On the surface the country seems calm but when the VAT shock hits in the post 1 January 2024 era, people can hardly be expected to remain calm and quiet in the face of impending starvation.
This is not the first time this country has faced this situation. Back in 1866 our ancestors faced a similar situation. Then, as now the country depended on imported rice to meet the shortfall in local rice production.
In 1866, grain riots broke out over the price of rice and the weak British colonial response to the crisis.
In 1796, in the aftermath of Britain colonising the country, it imposed import duties and taxes as a means of raising revenue.
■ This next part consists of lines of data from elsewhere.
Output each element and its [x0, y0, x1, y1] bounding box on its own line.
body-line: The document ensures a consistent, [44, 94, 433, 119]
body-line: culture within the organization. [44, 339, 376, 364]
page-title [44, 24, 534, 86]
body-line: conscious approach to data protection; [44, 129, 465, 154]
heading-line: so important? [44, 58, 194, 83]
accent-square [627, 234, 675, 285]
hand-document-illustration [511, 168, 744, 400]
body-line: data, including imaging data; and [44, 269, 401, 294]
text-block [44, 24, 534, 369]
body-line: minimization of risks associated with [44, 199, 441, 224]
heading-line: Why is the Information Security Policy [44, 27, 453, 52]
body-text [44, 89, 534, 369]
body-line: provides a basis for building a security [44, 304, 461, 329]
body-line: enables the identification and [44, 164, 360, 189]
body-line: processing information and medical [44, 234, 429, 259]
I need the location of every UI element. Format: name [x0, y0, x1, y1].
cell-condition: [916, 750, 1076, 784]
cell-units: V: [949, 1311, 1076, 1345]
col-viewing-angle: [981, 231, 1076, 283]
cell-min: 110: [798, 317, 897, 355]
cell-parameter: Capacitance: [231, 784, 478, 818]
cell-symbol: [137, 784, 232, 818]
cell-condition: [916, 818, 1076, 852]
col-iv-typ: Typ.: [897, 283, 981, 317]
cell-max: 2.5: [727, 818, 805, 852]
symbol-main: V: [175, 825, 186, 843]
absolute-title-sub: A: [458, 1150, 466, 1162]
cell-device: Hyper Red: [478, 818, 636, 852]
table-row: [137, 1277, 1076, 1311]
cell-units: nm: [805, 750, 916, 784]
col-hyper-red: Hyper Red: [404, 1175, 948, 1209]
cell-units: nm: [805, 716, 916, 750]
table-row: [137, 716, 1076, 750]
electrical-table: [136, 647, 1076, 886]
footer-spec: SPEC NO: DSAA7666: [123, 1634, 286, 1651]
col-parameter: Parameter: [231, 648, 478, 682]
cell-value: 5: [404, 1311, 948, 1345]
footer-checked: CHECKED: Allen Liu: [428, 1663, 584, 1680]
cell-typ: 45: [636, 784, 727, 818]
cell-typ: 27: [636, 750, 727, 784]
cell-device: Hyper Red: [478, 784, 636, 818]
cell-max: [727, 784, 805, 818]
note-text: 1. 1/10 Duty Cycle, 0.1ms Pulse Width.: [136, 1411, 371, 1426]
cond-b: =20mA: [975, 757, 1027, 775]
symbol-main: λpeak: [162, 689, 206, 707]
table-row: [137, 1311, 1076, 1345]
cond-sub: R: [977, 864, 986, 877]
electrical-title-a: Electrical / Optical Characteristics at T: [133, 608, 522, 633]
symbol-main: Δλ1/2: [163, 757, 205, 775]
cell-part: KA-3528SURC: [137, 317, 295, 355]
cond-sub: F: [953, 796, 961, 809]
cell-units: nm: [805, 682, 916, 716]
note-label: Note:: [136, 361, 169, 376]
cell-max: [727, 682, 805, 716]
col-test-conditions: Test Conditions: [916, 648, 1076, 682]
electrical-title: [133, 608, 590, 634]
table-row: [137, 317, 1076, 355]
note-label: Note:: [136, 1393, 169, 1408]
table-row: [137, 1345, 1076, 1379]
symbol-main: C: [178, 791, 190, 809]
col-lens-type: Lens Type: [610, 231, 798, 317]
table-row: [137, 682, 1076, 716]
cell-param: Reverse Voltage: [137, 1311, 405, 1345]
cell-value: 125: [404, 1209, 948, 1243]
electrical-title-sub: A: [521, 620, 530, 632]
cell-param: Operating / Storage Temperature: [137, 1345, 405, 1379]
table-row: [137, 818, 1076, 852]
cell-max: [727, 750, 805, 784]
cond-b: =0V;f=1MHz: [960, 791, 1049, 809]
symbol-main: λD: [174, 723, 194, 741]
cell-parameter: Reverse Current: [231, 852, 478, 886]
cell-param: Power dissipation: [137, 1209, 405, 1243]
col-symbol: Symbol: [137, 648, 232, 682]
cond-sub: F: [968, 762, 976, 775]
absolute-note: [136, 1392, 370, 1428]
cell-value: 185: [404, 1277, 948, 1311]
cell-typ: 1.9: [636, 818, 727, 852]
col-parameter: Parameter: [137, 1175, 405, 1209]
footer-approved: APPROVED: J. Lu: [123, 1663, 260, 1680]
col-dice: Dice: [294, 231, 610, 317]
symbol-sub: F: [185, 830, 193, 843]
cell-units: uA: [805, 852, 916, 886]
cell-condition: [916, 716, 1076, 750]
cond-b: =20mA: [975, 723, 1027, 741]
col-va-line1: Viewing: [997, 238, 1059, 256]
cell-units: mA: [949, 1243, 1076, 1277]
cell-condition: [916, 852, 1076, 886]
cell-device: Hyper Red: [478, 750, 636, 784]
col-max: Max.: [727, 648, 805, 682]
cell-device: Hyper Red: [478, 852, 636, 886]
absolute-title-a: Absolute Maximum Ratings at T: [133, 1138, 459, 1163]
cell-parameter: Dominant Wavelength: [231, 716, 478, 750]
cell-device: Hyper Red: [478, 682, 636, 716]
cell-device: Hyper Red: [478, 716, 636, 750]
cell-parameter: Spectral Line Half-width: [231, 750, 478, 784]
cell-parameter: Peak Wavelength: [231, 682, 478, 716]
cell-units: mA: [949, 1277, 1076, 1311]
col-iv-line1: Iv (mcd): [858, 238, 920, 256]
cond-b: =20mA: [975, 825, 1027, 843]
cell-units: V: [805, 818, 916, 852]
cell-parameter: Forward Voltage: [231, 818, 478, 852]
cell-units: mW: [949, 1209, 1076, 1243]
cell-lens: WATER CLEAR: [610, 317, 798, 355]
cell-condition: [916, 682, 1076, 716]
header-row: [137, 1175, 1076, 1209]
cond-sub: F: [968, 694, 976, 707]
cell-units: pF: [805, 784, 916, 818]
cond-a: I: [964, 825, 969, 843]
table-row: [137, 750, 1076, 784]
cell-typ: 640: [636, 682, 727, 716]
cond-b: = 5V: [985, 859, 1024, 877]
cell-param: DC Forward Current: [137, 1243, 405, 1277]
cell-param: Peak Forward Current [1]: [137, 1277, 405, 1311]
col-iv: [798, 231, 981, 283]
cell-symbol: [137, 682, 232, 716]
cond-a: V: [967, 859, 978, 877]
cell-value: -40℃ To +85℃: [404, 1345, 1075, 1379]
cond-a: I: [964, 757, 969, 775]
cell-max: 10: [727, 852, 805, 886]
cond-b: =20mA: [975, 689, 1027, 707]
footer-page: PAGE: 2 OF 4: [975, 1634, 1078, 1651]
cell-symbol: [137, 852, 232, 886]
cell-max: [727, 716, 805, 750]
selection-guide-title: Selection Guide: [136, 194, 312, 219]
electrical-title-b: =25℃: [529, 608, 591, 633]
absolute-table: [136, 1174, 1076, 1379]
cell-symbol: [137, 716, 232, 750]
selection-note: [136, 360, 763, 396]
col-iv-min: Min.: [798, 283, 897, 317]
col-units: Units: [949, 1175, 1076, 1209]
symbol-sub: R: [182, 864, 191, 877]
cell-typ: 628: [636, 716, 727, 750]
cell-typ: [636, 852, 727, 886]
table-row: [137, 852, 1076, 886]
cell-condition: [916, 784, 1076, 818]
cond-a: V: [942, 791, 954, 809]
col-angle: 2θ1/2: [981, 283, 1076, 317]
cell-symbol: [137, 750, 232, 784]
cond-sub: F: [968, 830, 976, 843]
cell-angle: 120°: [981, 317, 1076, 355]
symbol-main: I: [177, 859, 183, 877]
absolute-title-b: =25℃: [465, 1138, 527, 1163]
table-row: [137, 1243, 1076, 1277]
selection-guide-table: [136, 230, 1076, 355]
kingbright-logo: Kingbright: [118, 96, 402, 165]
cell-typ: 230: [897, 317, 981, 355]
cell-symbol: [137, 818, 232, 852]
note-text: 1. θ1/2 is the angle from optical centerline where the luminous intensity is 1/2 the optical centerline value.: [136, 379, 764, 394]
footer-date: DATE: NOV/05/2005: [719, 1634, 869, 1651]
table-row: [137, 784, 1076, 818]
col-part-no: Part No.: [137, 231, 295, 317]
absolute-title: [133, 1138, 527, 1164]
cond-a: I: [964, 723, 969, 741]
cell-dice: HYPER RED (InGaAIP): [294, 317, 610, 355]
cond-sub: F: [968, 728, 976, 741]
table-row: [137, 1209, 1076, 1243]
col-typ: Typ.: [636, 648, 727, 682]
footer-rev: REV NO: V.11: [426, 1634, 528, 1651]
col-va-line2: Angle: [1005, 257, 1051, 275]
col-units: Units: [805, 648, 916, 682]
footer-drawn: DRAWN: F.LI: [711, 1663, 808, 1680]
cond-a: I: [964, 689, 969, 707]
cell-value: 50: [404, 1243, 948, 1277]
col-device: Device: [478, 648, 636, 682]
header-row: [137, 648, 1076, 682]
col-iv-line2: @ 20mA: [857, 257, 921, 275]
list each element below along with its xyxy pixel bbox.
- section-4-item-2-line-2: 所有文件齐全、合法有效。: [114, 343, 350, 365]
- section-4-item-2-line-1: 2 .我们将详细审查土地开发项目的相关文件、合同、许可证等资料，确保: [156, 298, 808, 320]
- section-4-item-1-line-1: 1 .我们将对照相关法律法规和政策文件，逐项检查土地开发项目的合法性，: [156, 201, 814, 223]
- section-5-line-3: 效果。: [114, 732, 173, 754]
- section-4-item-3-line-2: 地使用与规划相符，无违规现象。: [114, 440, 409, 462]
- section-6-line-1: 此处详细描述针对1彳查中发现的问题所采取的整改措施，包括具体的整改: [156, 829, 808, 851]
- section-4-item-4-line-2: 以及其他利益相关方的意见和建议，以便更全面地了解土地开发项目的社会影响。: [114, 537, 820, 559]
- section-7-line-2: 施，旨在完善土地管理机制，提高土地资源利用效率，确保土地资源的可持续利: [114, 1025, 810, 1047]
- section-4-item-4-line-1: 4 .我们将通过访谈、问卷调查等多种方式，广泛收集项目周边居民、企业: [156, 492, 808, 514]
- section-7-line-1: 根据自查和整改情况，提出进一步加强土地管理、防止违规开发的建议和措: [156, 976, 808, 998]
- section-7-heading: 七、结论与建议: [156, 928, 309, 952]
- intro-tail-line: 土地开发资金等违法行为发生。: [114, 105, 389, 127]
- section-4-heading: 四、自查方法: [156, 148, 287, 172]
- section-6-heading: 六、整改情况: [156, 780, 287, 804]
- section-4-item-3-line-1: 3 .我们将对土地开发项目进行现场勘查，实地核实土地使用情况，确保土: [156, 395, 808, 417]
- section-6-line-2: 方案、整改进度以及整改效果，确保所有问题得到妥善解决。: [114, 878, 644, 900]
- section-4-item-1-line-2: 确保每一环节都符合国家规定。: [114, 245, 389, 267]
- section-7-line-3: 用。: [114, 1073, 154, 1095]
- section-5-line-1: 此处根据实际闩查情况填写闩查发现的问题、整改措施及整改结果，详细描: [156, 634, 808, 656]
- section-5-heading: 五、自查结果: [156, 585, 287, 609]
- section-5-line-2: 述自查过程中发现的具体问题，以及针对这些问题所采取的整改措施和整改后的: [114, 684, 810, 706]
In 1866, a great famine struck India, ruining its paddy crop and killing millions of Indian people.
A fallout of that famine created a shortage of paddy in the market. This in turn led to the price of rice tripling, which left most poor Ceylonese families who depended on rice impoverished.
The British colonial government did nothing to alleviate the situation and people starved.
The ‘Ceylon Times’ asked of the Governor “does he expect to see starvation at Galle Face or at Cinnamon Gardens where he takes his evening drive?”
Riots broke out on 21 October as people looted shops and shop owners armed themselves to protect their property.
We will be facing a similar situation today, if the government authorities do not pay heed to the people who have reached starvation point. If this situation continues, it may not be long before citizens will be forced to take to the streets as in 1866.
God forbid that we see the day when some military commander orders his troops to fire on hungry masses of this country, as Napoleon did in France during the French Revolution!